Porc/bien-être animal: moins de caudophagie sur sol plein ou caillebotis partiel (rapport)

L’élevage porcin sur sol plein, parce qu’il permet le paillage, favorise les comportements naturels et réduit les risques de caudophagie, confirme le Centre national de référence pour le bien-être animal (CNR BEA) dans une synthèse bibliographique sur les avantages et inconvénients des différents types de sols. Le CNR BEA a rendu le 22 novembre son avis, un an après sa saisine par quatre organisations de défense des animaux d’élevage*. Il en ressort, entre autres, que si les sols alternatifs au caillebotis intégral nécessitent une meilleure gestion de la ventilation et plus de surfaces disponibles, ils permettent de réguler les comportements et en particulier la caudophagie. Les experts reconnaissent toutefois que le caillebotis intégral reste le type de sol majoritaire aujourd’hui en France, et que le changement de sol ne va pas de soi. Aussi le document présente-t-il différentes possibilités d’amélioration du bien-être des porcs quel que soit le type de sol. Il mentionne à cet égard les obligations découlant de la directive 2008/120/CE «établissant les normes minimales relatives à la protection des porcs», dont celle de réduire le recours à la caudectomie systématique.
*CIWF, Welfarm, OABA et LFDA

Volailles de chair: la hausse de consommation s’accélère en 2024 (interprofession)
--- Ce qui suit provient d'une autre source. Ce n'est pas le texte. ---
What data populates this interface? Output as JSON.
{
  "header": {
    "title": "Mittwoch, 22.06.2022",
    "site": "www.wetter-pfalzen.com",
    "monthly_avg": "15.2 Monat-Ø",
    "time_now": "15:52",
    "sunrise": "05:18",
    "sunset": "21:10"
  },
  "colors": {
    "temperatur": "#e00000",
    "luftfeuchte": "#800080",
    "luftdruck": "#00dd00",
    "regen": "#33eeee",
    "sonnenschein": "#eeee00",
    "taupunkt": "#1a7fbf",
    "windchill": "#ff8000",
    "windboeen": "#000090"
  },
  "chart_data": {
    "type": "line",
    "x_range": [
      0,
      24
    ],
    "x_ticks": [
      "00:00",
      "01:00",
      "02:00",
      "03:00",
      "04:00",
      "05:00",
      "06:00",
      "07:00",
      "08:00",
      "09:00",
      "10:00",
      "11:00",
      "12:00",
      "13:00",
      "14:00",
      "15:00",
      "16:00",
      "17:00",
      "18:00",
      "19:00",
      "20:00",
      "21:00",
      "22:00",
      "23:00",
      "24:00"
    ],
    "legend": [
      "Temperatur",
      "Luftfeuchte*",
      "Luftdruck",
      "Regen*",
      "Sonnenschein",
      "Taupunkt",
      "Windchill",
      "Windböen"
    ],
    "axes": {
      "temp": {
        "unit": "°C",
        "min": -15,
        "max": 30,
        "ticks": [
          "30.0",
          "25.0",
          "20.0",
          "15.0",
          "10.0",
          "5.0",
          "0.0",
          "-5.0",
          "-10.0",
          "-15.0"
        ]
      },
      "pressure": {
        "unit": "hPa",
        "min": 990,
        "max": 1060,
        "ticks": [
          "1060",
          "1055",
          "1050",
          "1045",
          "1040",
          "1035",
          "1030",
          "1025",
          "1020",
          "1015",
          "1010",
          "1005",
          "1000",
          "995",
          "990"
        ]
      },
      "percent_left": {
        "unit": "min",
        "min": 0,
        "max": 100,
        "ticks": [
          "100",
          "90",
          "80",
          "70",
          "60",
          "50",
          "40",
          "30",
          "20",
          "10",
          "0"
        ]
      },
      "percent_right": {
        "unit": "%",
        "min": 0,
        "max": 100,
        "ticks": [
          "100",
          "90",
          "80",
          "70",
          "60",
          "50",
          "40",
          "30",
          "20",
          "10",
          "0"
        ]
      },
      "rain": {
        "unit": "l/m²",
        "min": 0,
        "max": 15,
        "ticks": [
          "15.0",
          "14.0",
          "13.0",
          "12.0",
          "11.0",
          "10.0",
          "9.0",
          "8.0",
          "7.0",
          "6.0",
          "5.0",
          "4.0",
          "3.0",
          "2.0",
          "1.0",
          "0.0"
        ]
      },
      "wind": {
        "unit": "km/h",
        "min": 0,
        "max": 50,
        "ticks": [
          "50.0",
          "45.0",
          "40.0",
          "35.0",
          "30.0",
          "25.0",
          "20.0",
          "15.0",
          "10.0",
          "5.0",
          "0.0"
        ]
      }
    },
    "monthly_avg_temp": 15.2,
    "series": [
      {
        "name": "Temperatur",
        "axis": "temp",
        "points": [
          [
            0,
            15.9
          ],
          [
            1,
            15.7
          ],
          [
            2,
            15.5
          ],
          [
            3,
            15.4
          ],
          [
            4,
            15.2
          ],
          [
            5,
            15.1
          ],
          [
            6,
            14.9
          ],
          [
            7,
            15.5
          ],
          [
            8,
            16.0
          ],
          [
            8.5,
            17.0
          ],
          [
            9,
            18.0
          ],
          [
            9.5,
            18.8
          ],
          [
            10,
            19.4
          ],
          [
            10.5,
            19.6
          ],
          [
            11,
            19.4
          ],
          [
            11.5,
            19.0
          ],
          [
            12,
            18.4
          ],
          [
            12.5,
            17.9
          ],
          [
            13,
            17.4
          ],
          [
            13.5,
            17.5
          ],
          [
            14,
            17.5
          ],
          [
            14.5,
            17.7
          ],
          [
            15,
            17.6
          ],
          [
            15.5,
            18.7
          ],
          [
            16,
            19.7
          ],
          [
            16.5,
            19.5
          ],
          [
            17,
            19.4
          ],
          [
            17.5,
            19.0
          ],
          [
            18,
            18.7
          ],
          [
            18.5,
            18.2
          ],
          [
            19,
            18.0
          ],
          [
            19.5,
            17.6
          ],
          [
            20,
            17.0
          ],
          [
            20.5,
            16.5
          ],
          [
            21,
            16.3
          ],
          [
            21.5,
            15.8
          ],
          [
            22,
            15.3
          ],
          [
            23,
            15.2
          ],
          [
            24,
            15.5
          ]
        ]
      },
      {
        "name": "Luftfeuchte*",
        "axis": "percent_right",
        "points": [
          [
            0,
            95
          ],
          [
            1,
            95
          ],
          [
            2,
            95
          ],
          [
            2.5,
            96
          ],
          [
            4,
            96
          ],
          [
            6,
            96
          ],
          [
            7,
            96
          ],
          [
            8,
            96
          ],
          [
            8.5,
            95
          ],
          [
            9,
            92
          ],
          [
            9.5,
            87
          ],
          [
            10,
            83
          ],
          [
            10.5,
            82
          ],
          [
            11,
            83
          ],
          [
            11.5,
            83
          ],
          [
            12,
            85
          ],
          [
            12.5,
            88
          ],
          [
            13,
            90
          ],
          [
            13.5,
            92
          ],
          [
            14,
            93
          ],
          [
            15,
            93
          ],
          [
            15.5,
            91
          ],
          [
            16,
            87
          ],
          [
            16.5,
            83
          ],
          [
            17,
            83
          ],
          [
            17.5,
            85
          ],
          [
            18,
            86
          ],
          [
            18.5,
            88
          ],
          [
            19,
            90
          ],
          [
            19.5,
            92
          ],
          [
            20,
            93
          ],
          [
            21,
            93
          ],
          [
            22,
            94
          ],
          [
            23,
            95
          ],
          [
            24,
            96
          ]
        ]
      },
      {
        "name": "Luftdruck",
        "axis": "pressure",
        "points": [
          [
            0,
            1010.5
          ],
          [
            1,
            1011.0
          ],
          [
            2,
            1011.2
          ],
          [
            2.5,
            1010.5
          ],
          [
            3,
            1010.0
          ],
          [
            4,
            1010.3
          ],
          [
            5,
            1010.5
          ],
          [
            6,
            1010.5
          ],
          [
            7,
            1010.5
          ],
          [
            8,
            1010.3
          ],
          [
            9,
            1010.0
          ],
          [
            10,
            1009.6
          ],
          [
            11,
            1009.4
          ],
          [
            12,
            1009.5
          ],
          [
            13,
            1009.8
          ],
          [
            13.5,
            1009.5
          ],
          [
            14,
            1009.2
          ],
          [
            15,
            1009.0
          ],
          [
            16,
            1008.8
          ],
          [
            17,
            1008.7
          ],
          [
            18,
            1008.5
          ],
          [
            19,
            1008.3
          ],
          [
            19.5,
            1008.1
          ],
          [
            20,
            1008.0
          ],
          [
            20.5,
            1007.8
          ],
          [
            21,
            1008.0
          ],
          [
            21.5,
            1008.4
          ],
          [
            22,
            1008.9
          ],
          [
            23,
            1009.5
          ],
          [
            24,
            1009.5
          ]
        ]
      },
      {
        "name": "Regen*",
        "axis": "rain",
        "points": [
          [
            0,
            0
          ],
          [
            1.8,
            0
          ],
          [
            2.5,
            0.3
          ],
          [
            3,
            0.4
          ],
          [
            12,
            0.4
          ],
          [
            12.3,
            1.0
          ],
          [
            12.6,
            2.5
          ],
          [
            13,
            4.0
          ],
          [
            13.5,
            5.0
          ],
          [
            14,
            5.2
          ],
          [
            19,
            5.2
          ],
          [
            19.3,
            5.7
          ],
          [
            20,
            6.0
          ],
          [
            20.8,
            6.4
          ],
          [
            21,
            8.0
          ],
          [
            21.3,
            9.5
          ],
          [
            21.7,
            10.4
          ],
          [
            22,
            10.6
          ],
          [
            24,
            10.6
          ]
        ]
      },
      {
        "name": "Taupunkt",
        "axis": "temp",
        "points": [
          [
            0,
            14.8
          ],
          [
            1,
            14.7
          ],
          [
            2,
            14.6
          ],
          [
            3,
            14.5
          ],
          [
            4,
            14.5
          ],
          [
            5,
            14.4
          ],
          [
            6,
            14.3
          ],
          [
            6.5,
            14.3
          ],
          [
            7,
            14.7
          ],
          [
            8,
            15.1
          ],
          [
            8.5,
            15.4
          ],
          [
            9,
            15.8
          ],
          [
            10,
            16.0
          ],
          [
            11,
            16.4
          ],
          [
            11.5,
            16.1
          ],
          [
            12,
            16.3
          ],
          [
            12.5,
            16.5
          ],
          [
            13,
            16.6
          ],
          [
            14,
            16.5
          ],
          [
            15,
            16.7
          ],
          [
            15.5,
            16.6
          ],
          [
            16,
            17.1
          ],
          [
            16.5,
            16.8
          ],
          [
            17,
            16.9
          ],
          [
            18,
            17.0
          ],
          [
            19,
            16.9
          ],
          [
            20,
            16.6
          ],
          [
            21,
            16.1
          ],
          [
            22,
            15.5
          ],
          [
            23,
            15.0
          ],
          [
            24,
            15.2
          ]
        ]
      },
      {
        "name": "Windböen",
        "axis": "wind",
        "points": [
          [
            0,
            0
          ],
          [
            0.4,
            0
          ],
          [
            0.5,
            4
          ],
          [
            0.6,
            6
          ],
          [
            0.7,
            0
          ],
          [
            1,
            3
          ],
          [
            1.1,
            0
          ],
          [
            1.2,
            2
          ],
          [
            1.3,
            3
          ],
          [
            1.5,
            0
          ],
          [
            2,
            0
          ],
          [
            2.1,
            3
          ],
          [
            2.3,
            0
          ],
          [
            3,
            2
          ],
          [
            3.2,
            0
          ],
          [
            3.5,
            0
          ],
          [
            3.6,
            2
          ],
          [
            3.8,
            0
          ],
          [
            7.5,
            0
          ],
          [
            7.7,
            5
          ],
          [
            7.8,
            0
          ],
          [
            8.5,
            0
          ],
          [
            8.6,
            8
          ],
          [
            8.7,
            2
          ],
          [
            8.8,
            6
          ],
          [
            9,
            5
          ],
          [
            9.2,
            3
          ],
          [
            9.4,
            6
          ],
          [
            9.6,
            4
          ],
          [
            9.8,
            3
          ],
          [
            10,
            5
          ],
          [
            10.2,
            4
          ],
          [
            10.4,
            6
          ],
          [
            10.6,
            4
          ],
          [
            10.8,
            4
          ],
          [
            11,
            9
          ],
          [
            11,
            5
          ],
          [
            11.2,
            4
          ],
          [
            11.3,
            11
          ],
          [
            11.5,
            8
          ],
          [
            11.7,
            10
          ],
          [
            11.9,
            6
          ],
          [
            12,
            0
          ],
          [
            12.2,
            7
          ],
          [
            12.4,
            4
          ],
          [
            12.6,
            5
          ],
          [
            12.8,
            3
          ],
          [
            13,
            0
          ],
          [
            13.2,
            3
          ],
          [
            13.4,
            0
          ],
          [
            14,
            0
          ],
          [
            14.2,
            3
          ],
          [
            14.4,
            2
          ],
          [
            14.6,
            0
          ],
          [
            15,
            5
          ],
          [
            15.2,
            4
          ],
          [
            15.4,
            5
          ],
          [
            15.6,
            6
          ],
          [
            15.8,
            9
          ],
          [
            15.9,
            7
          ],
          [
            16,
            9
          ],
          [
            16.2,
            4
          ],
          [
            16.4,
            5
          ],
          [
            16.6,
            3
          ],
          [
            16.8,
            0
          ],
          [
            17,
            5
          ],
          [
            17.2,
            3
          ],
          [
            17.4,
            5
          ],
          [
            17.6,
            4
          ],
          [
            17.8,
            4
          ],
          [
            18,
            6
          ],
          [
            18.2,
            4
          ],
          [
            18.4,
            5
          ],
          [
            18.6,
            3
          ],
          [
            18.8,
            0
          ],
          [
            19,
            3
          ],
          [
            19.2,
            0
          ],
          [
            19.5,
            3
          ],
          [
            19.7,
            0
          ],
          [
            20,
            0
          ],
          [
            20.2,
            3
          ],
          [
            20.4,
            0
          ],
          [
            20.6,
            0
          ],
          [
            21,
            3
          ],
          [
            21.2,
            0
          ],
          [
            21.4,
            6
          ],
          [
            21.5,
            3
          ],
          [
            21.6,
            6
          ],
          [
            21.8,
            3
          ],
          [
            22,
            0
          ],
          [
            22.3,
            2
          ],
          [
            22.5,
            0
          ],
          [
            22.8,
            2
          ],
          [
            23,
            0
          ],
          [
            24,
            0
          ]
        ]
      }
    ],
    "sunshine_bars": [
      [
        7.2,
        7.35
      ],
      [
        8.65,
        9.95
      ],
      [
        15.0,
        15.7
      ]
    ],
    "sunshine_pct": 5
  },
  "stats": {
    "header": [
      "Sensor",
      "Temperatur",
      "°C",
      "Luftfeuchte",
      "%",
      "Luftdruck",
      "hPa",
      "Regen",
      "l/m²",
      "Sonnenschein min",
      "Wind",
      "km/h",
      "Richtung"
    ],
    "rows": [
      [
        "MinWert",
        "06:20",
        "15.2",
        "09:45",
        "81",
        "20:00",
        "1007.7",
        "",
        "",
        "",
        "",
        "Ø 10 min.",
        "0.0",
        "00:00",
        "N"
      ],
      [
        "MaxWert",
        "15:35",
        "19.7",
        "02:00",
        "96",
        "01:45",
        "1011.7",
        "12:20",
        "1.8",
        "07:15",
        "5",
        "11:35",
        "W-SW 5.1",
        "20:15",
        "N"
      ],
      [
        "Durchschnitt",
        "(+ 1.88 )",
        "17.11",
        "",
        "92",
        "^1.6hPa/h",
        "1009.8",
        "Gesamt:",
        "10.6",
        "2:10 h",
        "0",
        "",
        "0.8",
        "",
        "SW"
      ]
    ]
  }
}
Sur les neuf premiers mois de 2024, la consommation de viande de volaille des Français a progressé de 10,2% en un an, augmentant plus vite qu’avant la période Covid (+13,8% par rapport à 2019), a indiqué l’interprofession Anvol le 26 novembre. En 2023, les ventes avaient augmenté de 3,6% sur l’ensemble de l’année (en magasins et RHD). Cette demande croissante est toujours alimentée notamment par l’import, qui gagne 3,8% en volume début 2024, pour le poulet (+3,4% en 2023). À noter la forte hausse (+15,3%) des produits élaborés, troisième catégorie de produits importée derrière les filets et les cuisses. Après plusieurs années d’influenza aviaire, la production française confirme sa reprise (+14,7% en un an sur les neuf premiers mois de 2024), avec un «rebond très marqué pour les canards» (+55%), dont la production avait été très pénalisée par la maladie. Après deux années à souffrir de l’inflation, les marchés des volailles Label rouge et bio «semblent se stabiliser depuis deux mois», a affirmé Bernard Tauzia, président du Synalaf (volailles label), en conférence de presse. Sur les neuf premiers mois de 2024, les mises en place en élevages accusent tout de même un recul de 4% pour le Label rouge et de 1% pour le bio (en un an).